E cachorros…

4 de outubro de 2019
Felipe Moreno

Egrégora de mendigos: parte 2

Foram três dias vadiando, conhecendo gente e paisagens em Punta del Diablo. Disse gente e já me corrijo: algumas pessoas e muitos cachorros – muchos perros

É que a pacata cidade do litoral uruguaio parece abrigar mais cachorros que cidadãos.
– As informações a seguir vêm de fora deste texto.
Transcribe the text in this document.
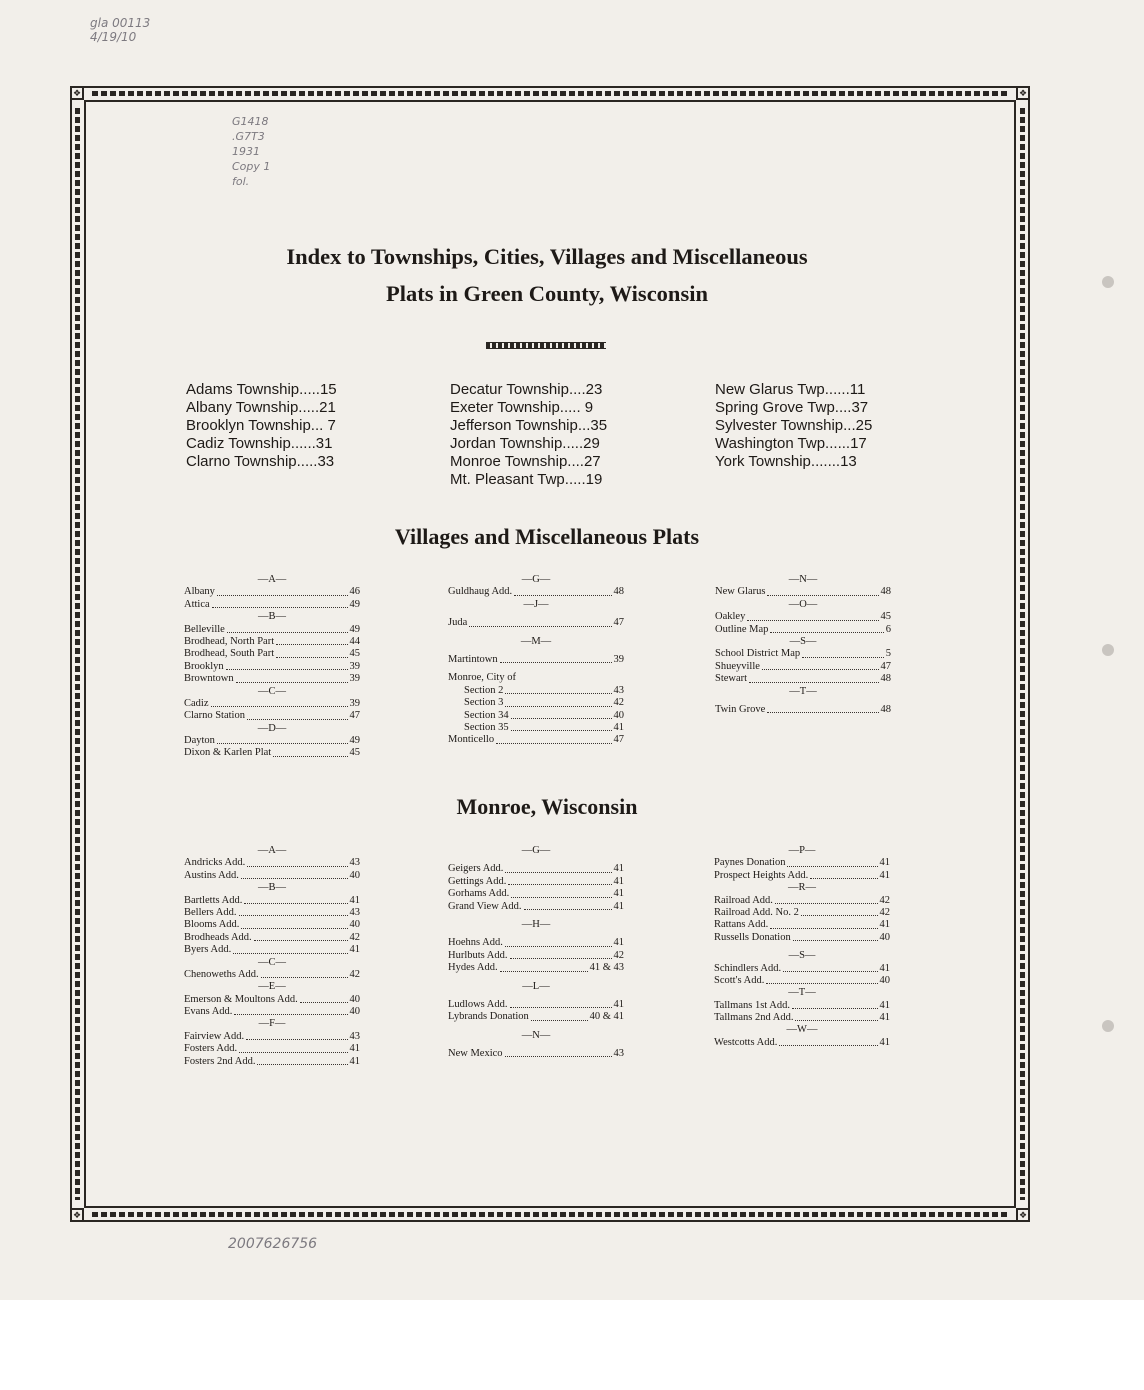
gla 00113
4/19/10
❖	❖
❖	❖
G1418
.G7T3
1931
Copy 1
fol.
Index to Townships, Cities, Villages and Miscellaneous
Plats in Green County, Wisconsin
Adams Township.....15
Albany Township.....21
Brooklyn Township... 7
Cadiz Township......31
Clarno Township.....33
Decatur Township....23
Exeter Township..... 9
Jefferson Township...35
Jordan Township.....29
Monroe Township....27
Mt. Pleasant Twp.....19
New Glarus Twp......11
Spring Grove Twp....37
Sylvester Township...25
Washington Twp......17
York Township.......13
Villages and Miscellaneous Plats
—A—
Albany	46
Attica	49
—B—
Belleville	49
Brodhead, North Part	44
Brodhead, South Part	45
Brooklyn	39
Browntown	39
—C—
Cadiz	39
Clarno Station	47
—D—
Dayton	49
Dixon & Karlen Plat	45
—G—
Guldhaug Add.	48
—J—
Juda	47
—M—
Martintown	39
Monroe, City of
Section 2	43
Section 3	42
Section 34	40
Section 35	41
Monticello	47
—N—
New Glarus	48
—O—
Oakley	45
Outline Map	6
—S—
School District Map	5
Shueyville	47
Stewart	48
—T—
Twin Grove	48
Monroe, Wisconsin
—A—
Andricks Add.	43
Austins Add.	40
—B—
Bartletts Add.	41
Bellers Add.	43
Blooms Add.	40
Brodheads Add.	42
Byers Add.	41
—C—
Chenoweths Add.	42
—E—
Emerson & Moultons Add.	40
Evans Add.	40
—F—
Fairview Add.	43
Fosters Add.	41
Fosters 2nd Add.	41
—G—
Geigers Add.	41
Gettings Add.	41
Gorhams Add.	41
Grand View Add.	41
—H—
Hoehns Add.	41
Hurlbuts Add.	42
Hydes Add.	41 & 43
—L—
Ludlows Add.	41
Lybrands Donation	40 & 41
—N—
New Mexico	43
—P—
Paynes Donation	41
Prospect Heights Add.	41
—R—
Railroad Add.	42
Railroad Add. No. 2	42
Rattans Add.	41
Russells Donation	40
—S—
Schindlers Add.	41
Scott's Add.	40
—T—
Tallmans 1st Add.	41
Tallmans 2nd Add.	41
—W—
Westcotts Add.	41
2007626756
Andam em bando e estão por todos os lados, ora camuflados atrás das coisas, ora atirados no meio das calçadas e ruas.

Crédito: Felipe Moreno

São, sem exceção, enormes – mesmo sem donos e se alimentando de restos, os cães de rua não somente do Uruguai, mas de todos os países vizinhos do Brasil, têm um porte de dar inveja aos nossos vira-latas vagabundos, mirrados, safados e famintos. 
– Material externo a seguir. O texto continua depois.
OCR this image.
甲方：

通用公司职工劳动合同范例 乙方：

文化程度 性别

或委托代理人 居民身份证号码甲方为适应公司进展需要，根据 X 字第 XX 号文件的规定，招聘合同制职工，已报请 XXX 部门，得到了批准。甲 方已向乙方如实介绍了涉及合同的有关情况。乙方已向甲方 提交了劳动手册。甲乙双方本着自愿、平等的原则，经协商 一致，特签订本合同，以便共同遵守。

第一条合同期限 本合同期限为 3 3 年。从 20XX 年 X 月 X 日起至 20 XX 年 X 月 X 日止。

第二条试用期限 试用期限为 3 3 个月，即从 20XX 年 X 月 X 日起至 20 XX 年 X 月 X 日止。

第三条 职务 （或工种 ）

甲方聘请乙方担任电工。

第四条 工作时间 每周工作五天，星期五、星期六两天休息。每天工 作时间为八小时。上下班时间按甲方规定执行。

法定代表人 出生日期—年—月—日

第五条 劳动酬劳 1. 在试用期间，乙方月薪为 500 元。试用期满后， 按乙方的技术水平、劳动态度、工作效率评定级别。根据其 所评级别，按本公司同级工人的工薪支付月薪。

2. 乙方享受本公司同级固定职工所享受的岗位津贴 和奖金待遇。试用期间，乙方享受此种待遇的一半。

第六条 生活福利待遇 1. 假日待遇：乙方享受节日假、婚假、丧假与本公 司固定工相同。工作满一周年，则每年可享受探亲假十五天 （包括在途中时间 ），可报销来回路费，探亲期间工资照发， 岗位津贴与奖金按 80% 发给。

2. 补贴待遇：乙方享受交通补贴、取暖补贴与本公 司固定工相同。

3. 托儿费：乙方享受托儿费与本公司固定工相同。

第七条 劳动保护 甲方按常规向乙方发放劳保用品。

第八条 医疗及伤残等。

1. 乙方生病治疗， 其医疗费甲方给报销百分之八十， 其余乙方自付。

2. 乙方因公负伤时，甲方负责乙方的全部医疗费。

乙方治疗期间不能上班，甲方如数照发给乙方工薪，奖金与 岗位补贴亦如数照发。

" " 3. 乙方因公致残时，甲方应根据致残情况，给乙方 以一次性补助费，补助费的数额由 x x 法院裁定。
E, apesar do tipo físico ameaçador, os vira-latas daqui são todos mansos e simpáticos. 

Curioso foi perceber que, dos três dias caminhando pela cidade, uma multidão desses perros, cada um em seu momento, aleatoriamente, nos acompanhou e criou um laço de amizade. 

Ainda no Chuí, quando eu, Caio, Jaicle e outros amigos que havíamos acabado de conhecer na rodoviária fomos acampar embaixo de um galpão desativado, tarde da noite, dois cachorros, supostamente um casal, nos acompanharam por aproximadamente dois quilômetros, enfrentando chuva e frio. Não obstantes, a cadela e seu marido, este já velhinho e cansado, passaram a noite com a gente, em frente às barracas, fazendo a nossa segurança, atentos a qualquer sinal de perigo. 


Crédito; Felipe Moreno

E eu havia comentado com o Caio, ainda em Florianópolis, sobre a escola cínica – corrente filosófica que tem como maior expoente Diógenes de Sinope, o Cão

Ele não conhecia o pensamento cínico e se entusiasmou depois que eu o descrevi brevemente.  Talvez fosse uma previsão de que, muito em breve, nós mesmos estaríamos experimentando na pele uma amostra pós-moderna do cinismo – passando os dias nas ruas, sobrevivendo nas mínimas condições, se contentando com aquilo que muitos consideram precariedade, tornando sincera as nossas vontades; e, principalmente, rodeado de cães, nossos sentinelas e companheiros.

Crédito; Felipe Moreno

Quando a simpatia desses animais por nós, a obsessão em nos seguir por onde quer estivéssemos indo, se tornou evidente – e considerando ainda que os cachorros de rua costumam criar uma fidelidade absoluta com os moradores de rua – o próprio Caio, brincando, lançou: “Estamos vivendo numa egrégora de mendigos”. Eu gargalhei; e depois achei a definição genial. Mais que isso: a frase foi de um contraste sublime. “Vivendo numa egrégora de mendigos”. É de uma extraordinária e aparente – apenas aparente – oposição. De uma tensão tão bela e forte quanto, sei lá, “Vagabundos Iluminados”.